Voice assist with INMP441 mic results in noisy recordnings

My setup:

Hardware:

  • Microphone: INMP441
  • Amp: MAX98357
  • Speaker: 3 watt mini speaker 8 ohm
  • board: az-delivery-devkit-v4

I have been banging my head against this wall for a while. I get lots of crackling noise. Both from speaker, but also from the recordings from the wake words and commands enabled by adding the following to my home assistant configuration.yaml:

assist_pipeline:
  debug_recording_dir: /share/assist_pipeline 

Crackling noise aside, it DOES work, but not as well I expect! The crackling noise heavily disrupts the speech recognition. I’ve enabled GPU powered speech-to-text on a Proxmox container that runs a docker, and it is blazing fast and really good, taking into account all the disruptions in the recordings! Amazing that it still sometimes gets the command right! Without the disruptions/crackling noise, this setup would be so awesome! It really eats my brain all these crackling noises!
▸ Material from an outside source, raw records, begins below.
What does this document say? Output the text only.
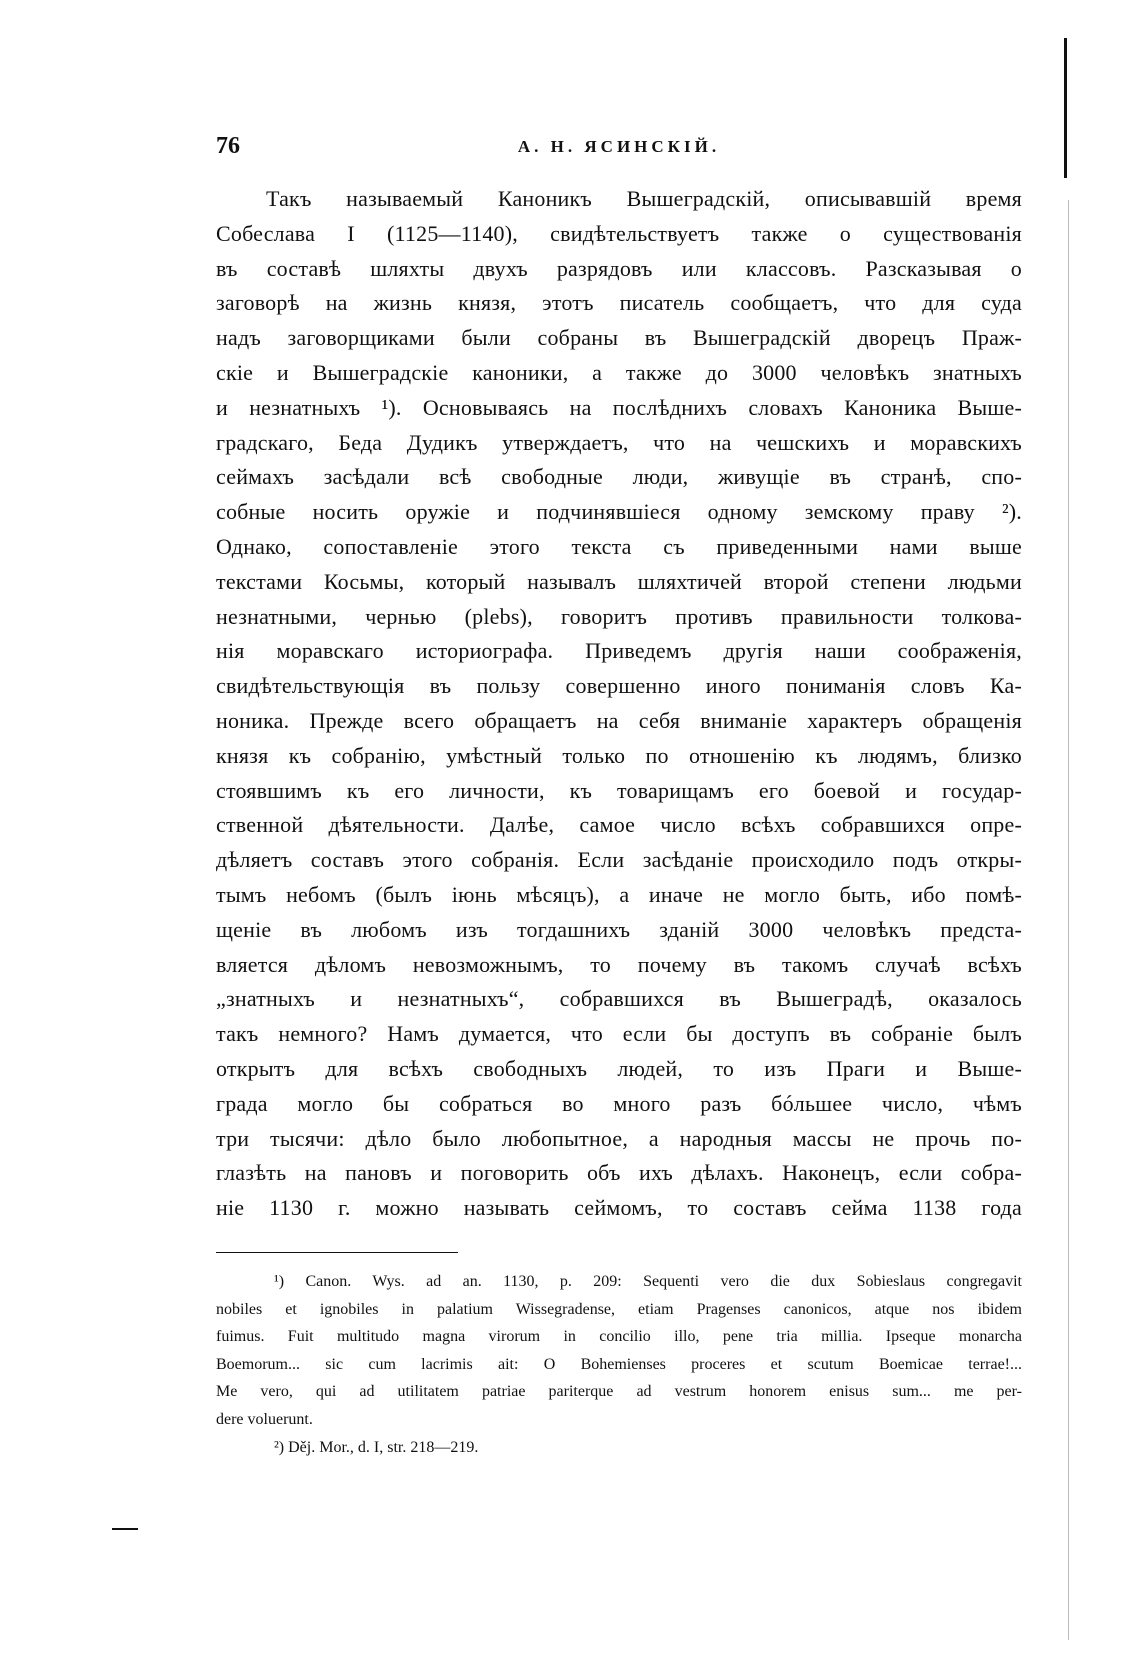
76	А. Н. ЯСИНСКІЙ.
Такъ называемый Каноникъ Вышеградскій, описывавшій время
Собеслава I (1125—1140), свидѣтельствуетъ также о существованія
въ составѣ шляхты двухъ разрядовъ или классовъ. Разсказывая о
заговорѣ на жизнь князя, этотъ писатель сообщаетъ, что для суда
надъ заговорщиками были собраны въ Вышеградскій дворецъ Праж-
скіе и Вышеградскіе каноники, а также до 3000 человѣкъ знатныхъ
и незнатныхъ ¹). Основываясь на послѣднихъ словахъ Каноника Выше-
градскаго, Беда Дудикъ утверждаетъ, что на чешскихъ и моравскихъ
сеймахъ засѣдали всѣ свободные люди, живущіе въ странѣ, спо-
собные носить оружіе и подчинявшіеся одному земскому праву ²).
Однако, сопоставленіе этого текста съ приведенными нами выше
текстами Косьмы, который называлъ шляхтичей второй степени людьми
незнатными, чернью (plebs), говоритъ противъ правильности толкова-
нія моравскаго историографа. Приведемъ другія наши соображенія,
свидѣтельствующія въ пользу совершенно иного пониманія словъ Ка-
ноника. Прежде всего обращаетъ на себя вниманіе характеръ обращенія
князя къ собранію, умѣстный только по отношенію къ людямъ, близко
стоявшимъ къ его личности, къ товарищамъ его боевой и государ-
ственной дѣятельности. Далѣе, самое число всѣхъ собравшихся опре-
дѣляетъ составъ этого собранія. Если засѣданіе происходило подъ откры-
тымъ небомъ (былъ іюнь мѣсяцъ), а иначе не могло быть, ибо помѣ-
щеніе въ любомъ изъ тогдашнихъ зданій 3000 человѣкъ предста-
вляется дѣломъ невозможнымъ, то почему въ такомъ случаѣ всѣхъ
„знатныхъ и незнатныхъ“, собравшихся въ Вышеградѣ, оказалось
такъ немного? Намъ думается, что если бы доступъ въ собраніе былъ
открытъ для всѣхъ свободныхъ людей, то изъ Праги и Выше-
града могло бы собраться во много разъ бóльшее число, чѣмъ
три тысячи: дѣло было любопытное, а народныя массы не прочь по-
глазѣть на пановъ и поговорить объ ихъ дѣлахъ. Наконецъ, если собра-
ніе 1130 г. можно называть сеймомъ, то составъ сейма 1138 года
¹) Canon. Wys. ad an. 1130, p. 209: Sequenti vero die dux Sobieslaus congregavit
nobiles et ignobiles in palatium Wissegradense, etiam Pragenses canonicos, atque nos ibidem
fuimus. Fuit multitudo magna virorum in concilio illo, pene tria millia. Ipseque monarcha
Boemorum... sic cum lacrimis ait: O Bohemienses proceres et scutum Boemicae terrae!...
Me vero, qui ad utilitatem patriae pariterque ad vestrum honorem enisus sum... me per-
dere voluerunt.
²) Děj. Mor., d. I, str. 218—219.
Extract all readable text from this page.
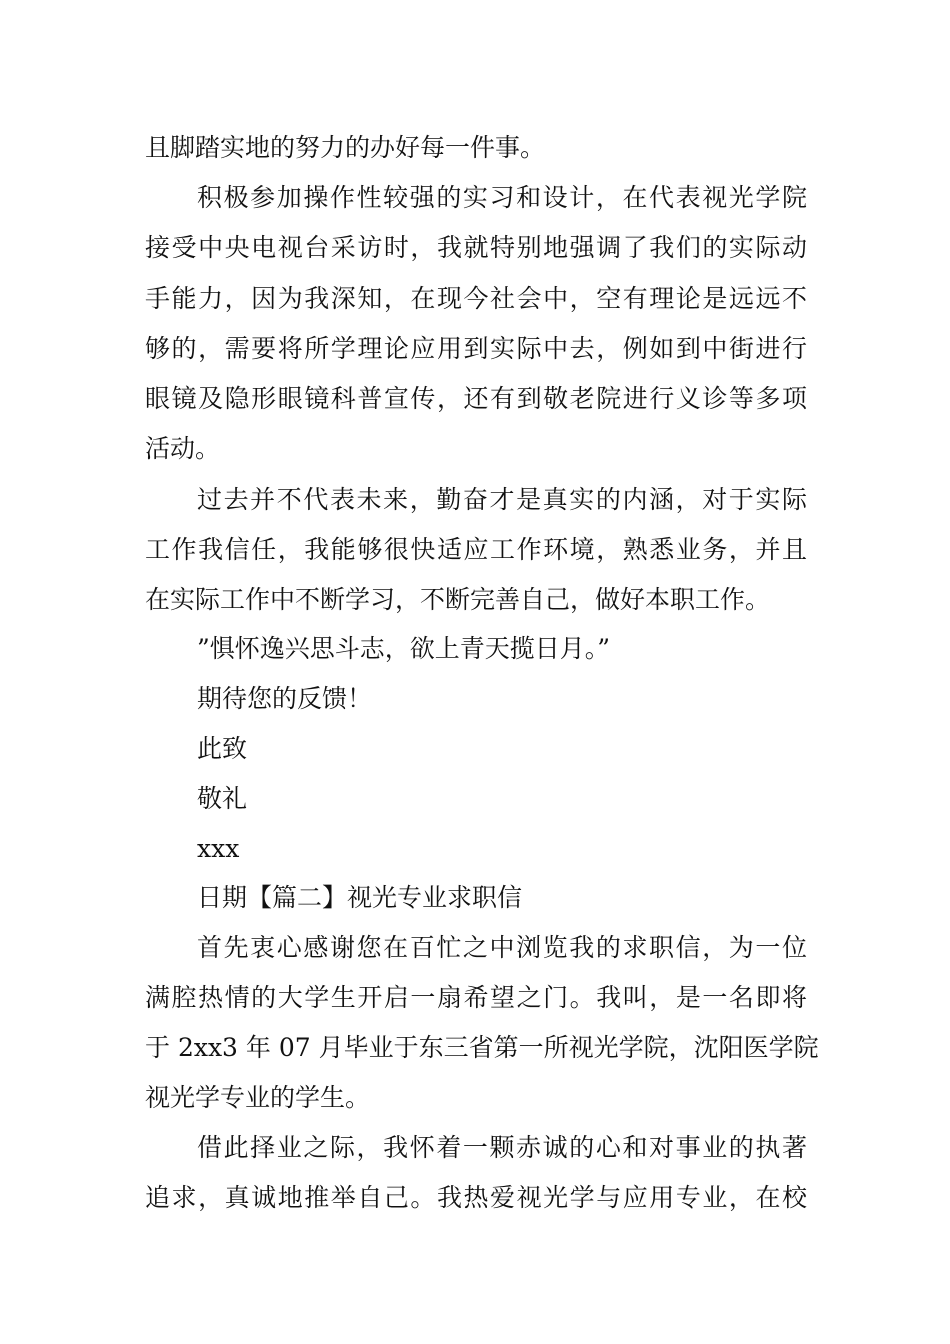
且脚踏实地的努力的办好每一件事。
积极参加操作性较强的实习和设计，在代表视光学院
接受中央电视台采访时，我就特别地强调了我们的实际动
手能力，因为我深知，在现今社会中，空有理论是远远不
够的，需要将所学理论应用到实际中去，例如到中街进行
眼镜及隐形眼镜科普宣传，还有到敬老院进行义诊等多项
活动。
过去并不代表未来，勤奋才是真实的内涵，对于实际
工作我信任，我能够很快适应工作环境，熟悉业务，并且
在实际工作中不断学习，不断完善自己，做好本职工作。
”惧怀逸兴思斗志，欲上青天揽日月。”
期待您的反馈！
此致
敬礼
xxx
日期【篇二】视光专业求职信
首先衷心感谢您在百忙之中浏览我的求职信，为一位
满腔热情的大学生开启一扇希望之门。我叫，是一名即将
于 2xx3 年 07 月毕业于东三省第一所视光学院，沈阳医学院
视光学专业的学生。
借此择业之际，我怀着一颗赤诚的心和对事业的执著
追求，真诚地推举自己。我热爱视光学与应用专业，在校
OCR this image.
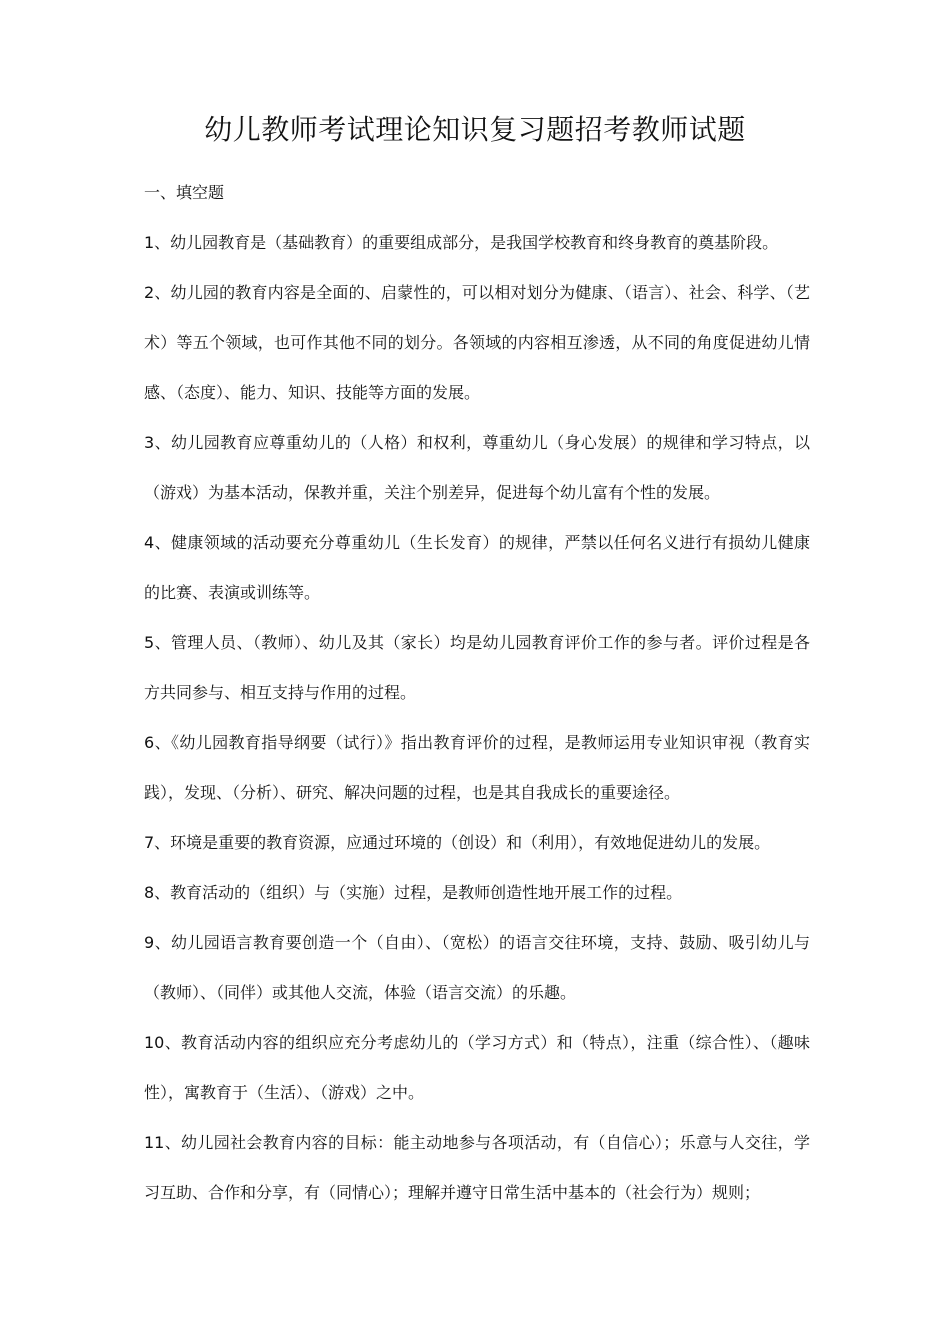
幼儿教师考试理论知识复习题招考教师试题

一、填空题

1、幼儿园教育是（基础教育）的重要组成部分，是我国学校教育和终身教育的奠基阶段。

2、幼儿园的教育内容是全面的、启蒙性的，可以相对划分为健康、（语言）、社会、科学、（艺术）等五个领域，也可作其他不同的划分。各领域的内容相互渗透，从不同的角度促进幼儿情感、（态度）、能力、知识、技能等方面的发展。

3、幼儿园教育应尊重幼儿的（人格）和权利，尊重幼儿（身心发展）的规律和学习特点，以（游戏）为基本活动，保教并重，关注个别差异，促进每个幼儿富有个性的发展。

4、健康领域的活动要充分尊重幼儿（生长发育）的规律，严禁以任何名义进行有损幼儿健康的比赛、表演或训练等。

5、管理人员、（教师）、幼儿及其（家长）均是幼儿园教育评价工作的参与者。评价过程是各方共同参与、相互支持与作用的过程。

6、《幼儿园教育指导纲要（试行）》指出教育评价的过程，是教师运用专业知识审视（教育实践），发现、（分析）、研究、解决问题的过程，也是其自我成长的重要途径。

7、环境是重要的教育资源，应通过环境的（创设）和（利用），有效地促进幼儿的发展。

8、教育活动的（组织）与（实施）过程，是教师创造性地开展工作的过程。

9、幼儿园语言教育要创造一个（自由）、（宽松）的语言交往环境，支持、鼓励、吸引幼儿与（教师）、（同伴）或其他人交流，体验（语言交流）的乐趣。

10、教育活动内容的组织应充分考虑幼儿的（学习方式）和（特点），注重（综合性）、（趣味性），寓教育于（生活）、（游戏）之中。

11、幼儿园社会教育内容的目标：能主动地参与各项活动，有（自信心）；乐意与人交往，学习互助、合作和分享，有（同情心）；理解并遵守日常生活中基本的（社会行为）规则；
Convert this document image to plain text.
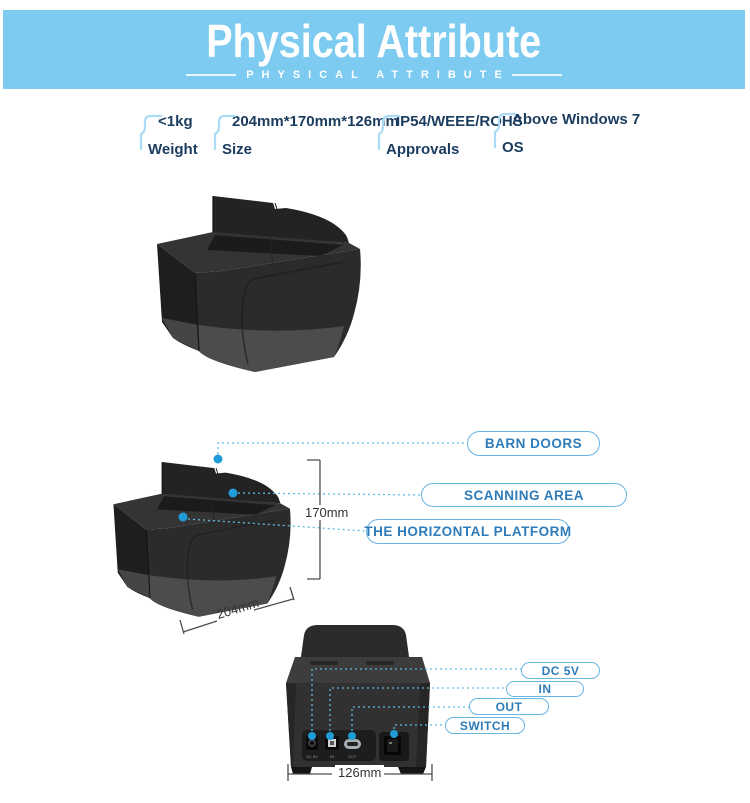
Physical Attribute
PHYSICAL ATTRIBUTE
<1kg
Weight
204mm*170mm*126mm
Size
IP54/WEEE/ROHS
Approvals
Above Windows 7
OS
DC 5V	IN	OUT
BARN DOORS
SCANNING AREA
THE HORIZONTAL PLATFORM
DC 5V
IN
OUT
SWITCH
170mm
204mm
126mm
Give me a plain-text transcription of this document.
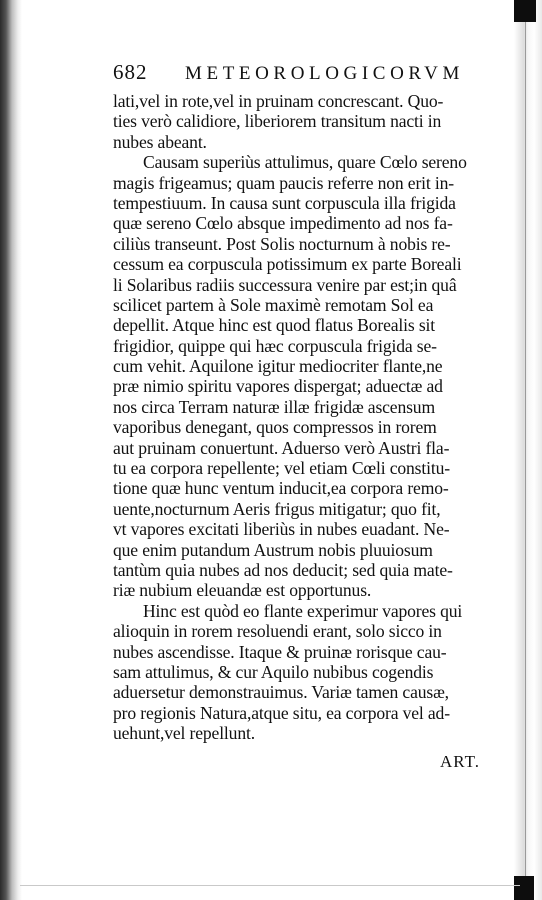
682	METEOROLOGICORVM
lati,vel in rote,vel in pruinam concrescant. Quo-
ties verò calidiore, liberiorem transitum nacti in
nubes abeant.
Causam superiùs attulimus, quare Cœlo sereno
magis frigeamus; quam paucis referre non erit in-
tempestiuum. In causa sunt corpuscula illa frigida
quæ sereno Cœlo absque impedimento ad nos fa-
ciliùs transeunt. Post Solis nocturnum à nobis re-
cessum ea corpuscula potissimum ex parte Boreali
li Solaribus radiis successura venire par est;in quâ
scilicet partem à Sole maximè remotam Sol ea
depellit. Atque hinc est quod flatus Borealis sit
frigidior, quippe qui hæc corpuscula frigida se-
cum vehit. Aquilone igitur mediocriter flante,ne
præ nimio spiritu vapores dispergat; aduectæ ad
nos circa Terram naturæ illæ frigidæ ascensum
vaporibus denegant, quos compressos in rorem
aut pruinam conuertunt. Aduerso verò Austri fla-
tu ea corpora repellente; vel etiam Cœli constitu-
tione quæ hunc ventum inducit,ea corpora remo-
uente,nocturnum Aeris frigus mitigatur; quo fit,
vt vapores excitati liberiùs in nubes euadant. Ne-
que enim putandum Austrum nobis pluuiosum
tantùm quia nubes ad nos deducit; sed quia mate-
riæ nubium eleuandæ est opportunus.
Hinc est quòd eo flante experimur vapores qui
alioquin in rorem resoluendi erant, solo sicco in
nubes ascendisse. Itaque & pruinæ rorisque cau-
sam attulimus, & cur Aquilo nubibus cogendis
aduersetur demonstrauimus. Variæ tamen causæ,
pro regionis Natura,atque situ, ea corpora vel ad-
uehunt,vel repellunt.
ART.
I’ve search the web, many suggestnings of fixing solderings, cables etc, splitting i2s to in/out. I’ve tried everything. Nothing seems to work. Except this one suggestion, that is outside the realm of possibilities of ESPhome.

In that thread Vegethalia writes:

Ok I’ll answer myself, just in case this serves someone else: The problem was that I had configured the I2S in 16 bit mode, and then I was only capturing the MSB of the bit stream. If I configured 24 bits, then the stream was garbled. The solution is to configure I2S in 32 bits mode and when reading, each sample takes 4 bytes and one must be discarted. Like this:

REAL_BYTES_X_SAMPLE=4;

i2s_read(I2S_NUM_0, (void*)dataOrig, buffSizeOrig, &bytesRead, portMAX_DELAY);
uint16_t samplesRead = bytesRead / REAL_BYTES_X_SAMPLE;
for (int i = 0; i < samplesRead; i++) {
    byteIndex = i * REAL_BYTES_X_SAMPLE;
    int32_t value = ((int32_t*)(dataOrig + byteIndex))[0]>>8;
}

Even though you can specify “bits_per_sample:” for your microphone, you can only set it to 16bit or 32bit. You are not able to specify that level of detail of the recordnings as suggested in the post.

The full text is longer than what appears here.